Havelock Family Centre awarded £100,000 to modernise and make more accessible

Havelock Community Centre


Sign up for our weekly Ealing newsletter

Comment on this story on the

A run-down Southall community centre that's a vital local hub is set for a new lease of life after receiving £100,000 charity donation.

The City of London Corporation’s charitable funder, City Bridge Trust, has given £100,000 to the Havelock Family Centre (HFC), to help repair the building and make it fully accessible for all residents.

The funding will go towards expanding the centre’s services, addressing community needs and ensuring the centre is fully inclusive to all.  The grant is expected around 1,500 people

Currently large parts of the building cannot be used and many areas can’t be accessed by disabled people.  The refurbishment will make the centre fully accessible and multi-functional, and will create accessible parking, an extension, toilets and a lift.

HFC is the only drop-in family and community centre on Southall’s Havelock Estate.

The centre offers a wide range of services including: information and advice, workshops, a child contact centre, parenting skills programmes, and an arts programme for local young people.

Alison Gowman, Chairman of the City of London Corporation’s City Bridge Trust Committee, said: 

“This centre is a hub of activity and support for the local community but it’s currently not reaching its full potential due to the poor state of the building.

“The funding will make it fully accessible so more people can enjoy and benefit from the activities on offer.

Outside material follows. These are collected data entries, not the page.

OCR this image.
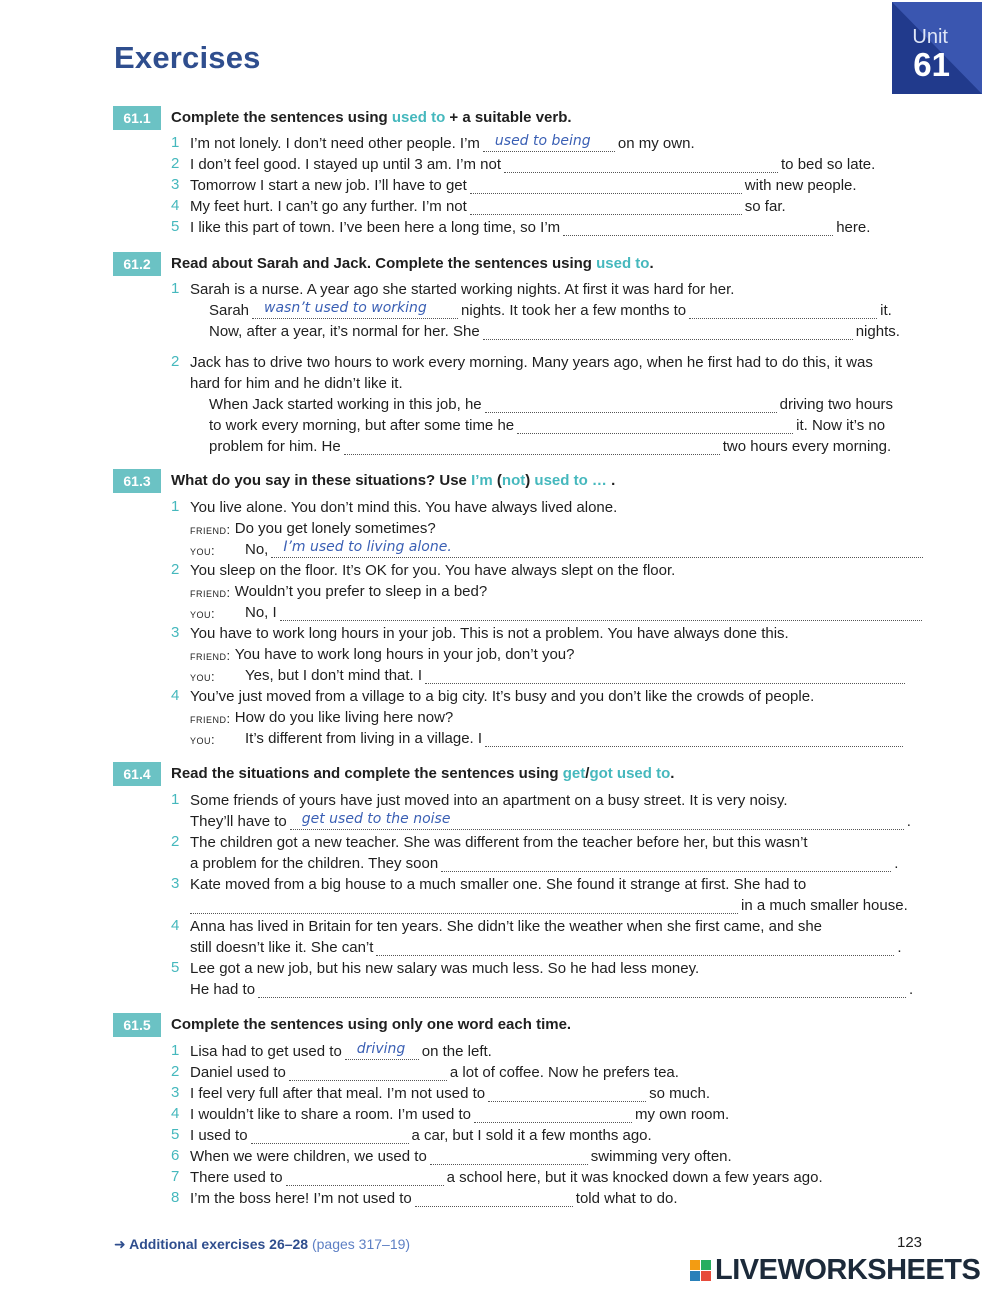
Exercises
Unit
61
61.1	Complete the sentences using used to + a suitable verb.
1 I’m not lonely. I don’t need other people. I’m used to being on my own.
2 I don’t feel good. I stayed up until 3 am. I’m not	to bed so late.
3 Tomorrow I start a new job. I’ll have to get	with new people.
4 My feet hurt. I can’t go any further. I’m not	so far.
5 I like this part of town. I’ve been here a long time, so I’m	here.
61.2	Read about Sarah and Jack. Complete the sentences using used to.
1 Sarah is a nurse. A year ago she started working nights. At first it was hard for her.
Sarah wasn’t used to working nights. It took her a few months to	it.
Now, after a year, it’s normal for her. She	nights.
2 Jack has to drive two hours to work every morning. Many years ago, when he first had to do this, it was
hard for him and he didn’t like it.
When Jack started working in this job, he	driving two hours
to work every morning, but after some time he	it. Now it’s no
problem for him. He	two hours every morning.
61.3	What do you say in these situations? Use I’m (not) used to … .
1 You live alone. You don’t mind this. You have always lived alone.
friend:
Do you get lonely sometimes?
you:	No, I’m used to living alone.
2 You sleep on the floor. It’s OK for you. You have always slept on the floor.
friend:
Wouldn’t you prefer to sleep in a bed?
you:	No, I
3 You have to work long hours in your job. This is not a problem. You have always done this.
friend:
You have to work long hours in your job, don’t you?
you:	Yes, but I don’t mind that. I
4 You’ve just moved from a village to a big city. It’s busy and you don’t like the crowds of people.
friend:
How do you like living here now?
you:	It’s different from living in a village. I
61.4	Read the situations and complete the sentences using get/got used to.
1 Some friends of yours have just moved into an apartment on a busy street. It is very noisy.
They’ll have to get used to the noise	.
2 The children got a new teacher. She was different from the teacher before her, but this wasn’t
a problem for the children. They soon	.
3 Kate moved from a big house to a much smaller one. She found it strange at first. She had to
in a much smaller house.
4 Anna has lived in Britain for ten years. She didn’t like the weather when she first came, and she
still doesn’t like it. She can’t	.
5 Lee got a new job, but his new salary was much less. So he had less money.
He had to	.
61.5	Complete the sentences using only one word each time.
1 Lisa had to get used to driving on the left.
2 Daniel used to	a lot of coffee. Now he prefers tea.
3 I feel very full after that meal. I’m not used to	so much.
4 I wouldn’t like to share a room. I’m used to	my own room.
5 I used to	a car, but I sold it a few months ago.
6 When we were children, we used to	swimming very often.
7 There used to	a school here, but it was knocked down a few years ago.
8 I’m the boss here! I’m not used to	told what to do.
➜ Additional exercises 26–28 (pages 317–19)	123
LIVEWORKSHEETS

“City Bridge Trust is committed to tackling disadvantage across the capital and making London a fairer and better place to live.”

Dilmohan Singh Bhasin, Trustee of the Havelock Family Centre, added:

“We are overwhelmed by the City Bridge Trust award of £100,000 to provide accessibility for our service users and helping us to finally achieve a modern inclusive building. 

“The funding will be used for accessible toilets, a passenger lift, ramp, better signage and widening internal doors for wheelchair users who currently cannot enter the building beyond the waiting area. 

“We are ecstatic that our service users with reduced mobility will now be able to participate in broader activities which we were unable to offer for so many years.”